Ross Schreiber, who was appointed to represent Simpson, said she was not a risk to flee, was a good student with no prior convictions and she cooperated with authorities.
He said she had gone to the airport to meet her boyfriend. "She was there for legitimate purposes," Schreiber said.
Simpson was "extremely lucky she followed the instructions or deadly force would have been used," Pare said. "She's lucky to be in a cell as opposed to the morgue."
Simpson is a Massachusetts Institute of Technology sophomore from Hawaii, officials said.
The battery-powered rectangular device had nine flashing lights, and Simpson had Play-Doh in her hands, Pare said.

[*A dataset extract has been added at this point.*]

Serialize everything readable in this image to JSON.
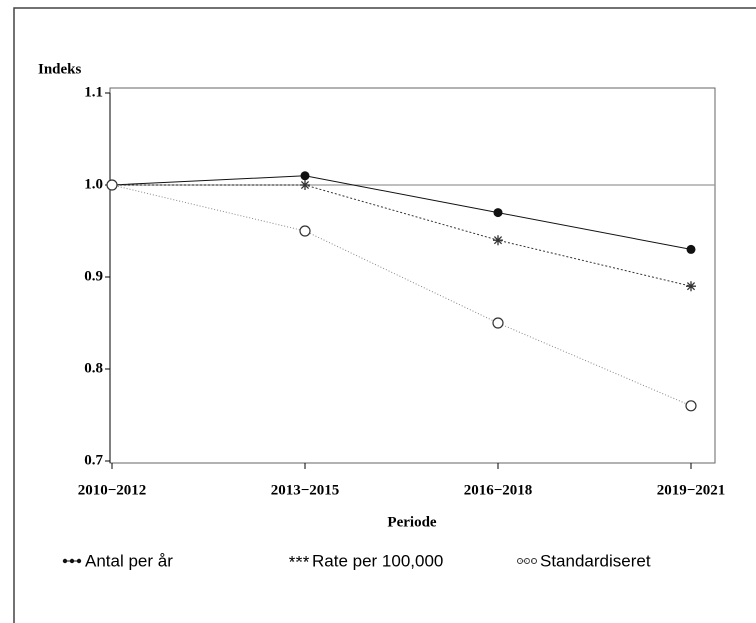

The phrases "Socket to me" and "Course VI" were written on the back of her sweatshirt, which authorities displayed to the media. Course VI appears to refer to MIT's major of electrical engineering and computer science.
Simpson was a member of MIT's swimming and diving team in 2006, according to the team's Web site, which lists her hometown as Kihei, Hawaii. MIT spokeswoman Patti Richards said aside from confirming she was a student, the school did not have any comment.
She was arrested about 8 a.m. outside Terminal C, home to United Airlines, Jet Blue and other carriers.
A Massachusetts Port Authority staffer manning an information booth in the terminal became suspicious when Simpson — wearing the device — approached to ask about an incoming flight, Pare said. Simpson then walked outside, and the staffer notified a nearby trooper.
The trooper, joined by others with submachine guns, confronted her at a traffic island in front of the terminal.
"She was immediately told to stop, to raise her hands and not to make any movement, so we could observe all her movements to see if she was trying to trip any type of device," Pare said. "Had she not followed the protocol, we might have used deadly force."
Pare said Simpson took a subway to the airport, but he was not sure if she had the device on at that time.
The major praised the booth attendant, but said the incident is a reminder of the terrorism threat confronting the civil aviation system. Two of the four passenger jets hijacked on Sept. 11, 2001, took off from Logan.
The city was the focus of a major security scare Jan. 31 when dozens of battery-powered devices were discovered in various locations. Bomb squads were deployed and some transportation links were closed temporarily. They turned out to be a promotion for the Cartoon Network.